Accident To Workman - Definition - Law Dictionary Home Dictionary Definition accident-to-workman
Definition :
Accident to workman, compensation for. (English) The Workmen's Compensation Act, 1925, provides s. 1, sub-s. (1), that if in any employment personal injury by accident arising out of and in the course of the employment is caused to a workman, his employer shall be liable to pay compensation.
Sub-s. (2), that an accident resulting in death or serious and permanent disablement of a workman shall be deemed to arise out of and in the course of his employment, even if at the time of the accident he was acting in contravention of statutory regulations or of the orders of his employer, if such act was done by him for the purposes of and in connection with his employer's trade or business, see Guest v. Gaston & Co., 1927 (1) KB 1.
The word 'accident' must be given its ordinary and popular sense; it has been defined as 'an unlooked for mishap or an untoward event, which is not expected or designed', Fenton v.

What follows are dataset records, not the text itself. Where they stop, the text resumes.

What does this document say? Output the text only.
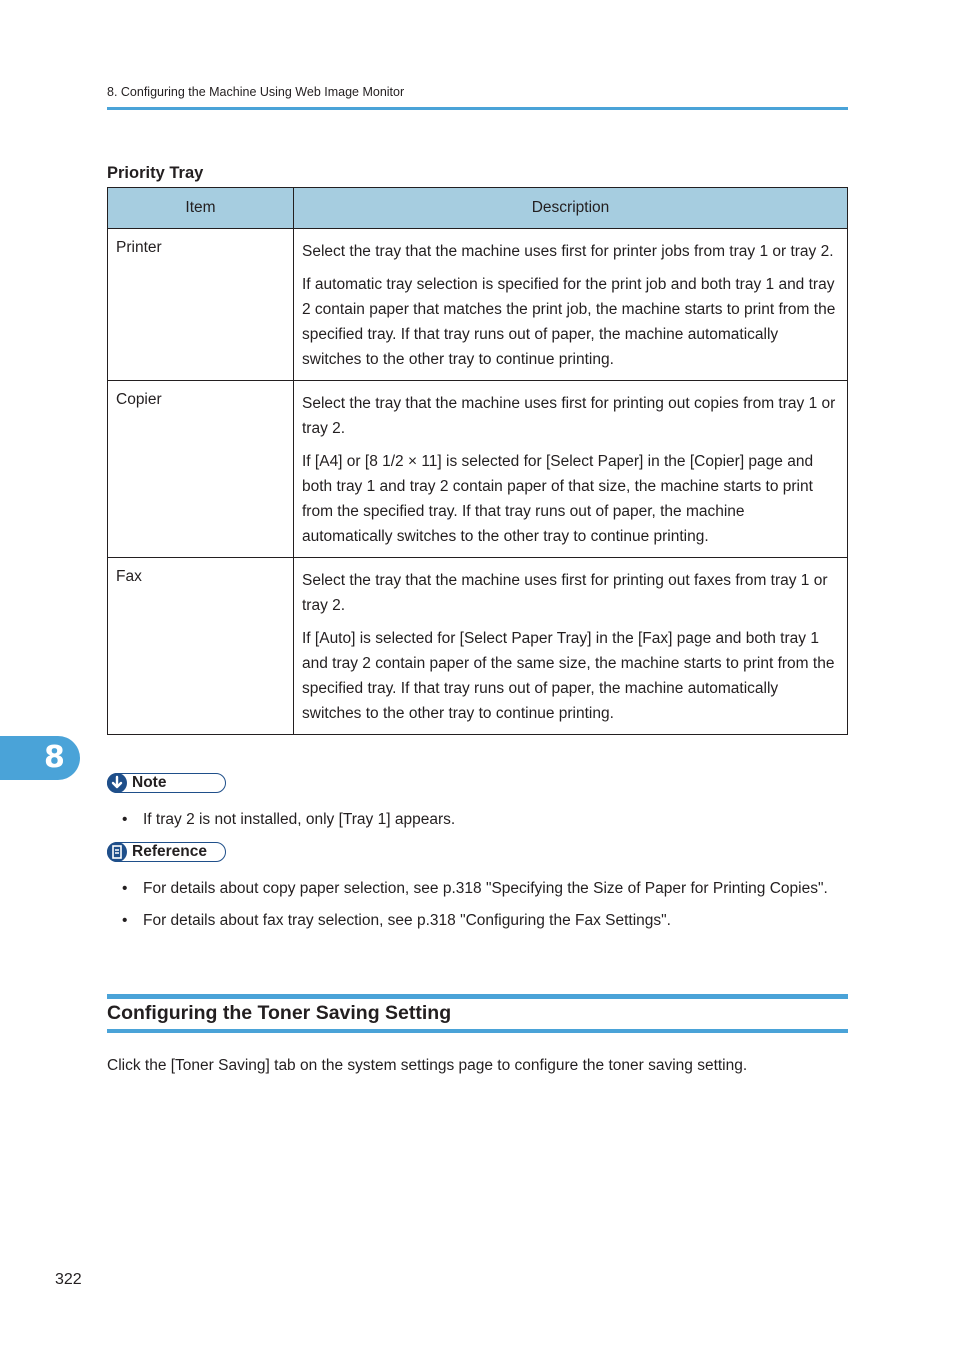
8. Configuring the Machine Using Web Image Monitor
Priority Tray
Item	Description
Printer	Select the tray that the machine uses first for printer jobs from tray 1 or tray 2.

If automatic tray selection is specified for the print job and both tray 1 and tray 2 contain paper that matches the print job, the machine starts to print from the specified tray. If that tray runs out of paper, the machine automatically switches to the other tray to continue printing.

Copier	Select the tray that the machine uses first for printing out copies from tray 1 or tray 2.

If [A4] or [8 1/2 × 11] is selected for [Select Paper] in the [Copier] page and both tray 1 and tray 2 contain paper of that size, the machine starts to print from the specified tray. If that tray runs out of paper, the machine automatically switches to the other tray to continue printing.

Fax	Select the tray that the machine uses first for printing out faxes from tray 1 or tray 2.

If [Auto] is selected for [Select Paper Tray] in the [Fax] page and both tray 1 and tray 2 contain paper of the same size, the machine starts to print from the specified tray. If that tray runs out of paper, the machine automatically switches to the other tray to continue printing.

8
Note
• If tray 2 is not installed, only [Tray 1] appears.
Reference
• For details about copy paper selection, see p.318 "Specifying the Size of Paper for Printing Copies".
• For details about fax tray selection, see p.318 "Configuring the Fax Settings".
Configuring the Toner Saving Setting
Click the [Toner Saving] tab on the system settings page to configure the toner saving setting.
322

Thorley & Co., 1903 AC 443. Thus compensation has been recovered in respect of death caused by anthrax bacillus, Brintons Ltd. v. Turvey, 1905 AC 230, and by reason of falling into the hold of a ship during an epileptic fit, Wicks v. Dowell & Co. Ltd., (1905) 2 KB 225; but not where death was caused by gradual lead poisoning, Steel v. Cammell Larid Ltd., 1905 (2) KB 232. Similarly for this Act 'heatstroke' is an accident, Ismay v. Williamson, 1908 AC 437, since if a workman in the reasonable performance of his duties sustains a physiological injury as the result of the work he is engaged in, this is an accidental injury in the sense of the statute, a principle extended to exertion causing the rupture of an aneurism, Clover v. Hughes, 1910 AC 242; distinguished, Noden v. Galloways, 1912 (1) KB 46. See also Falmouth Docks and Engineering Co. Ltd. v. Treloar, 1933 AC 431. A deliberate assault on the workman may be an 'accident', Trim School Board v. Kelly, 1914 AC 667. However, where the accident arose from some peril to which the workman had voluntarily exposed himself by his own conduct and which he was not obliged to encounter by any term of his contract of service, the accident was held not to arise out of his employment. See
Stephen v. Cooper, 1929 AC 570. See WORKMEN'S COMPENSATION, and tits. NOTICE OF ACCIDENT; INDUSTRIAL DISEASE.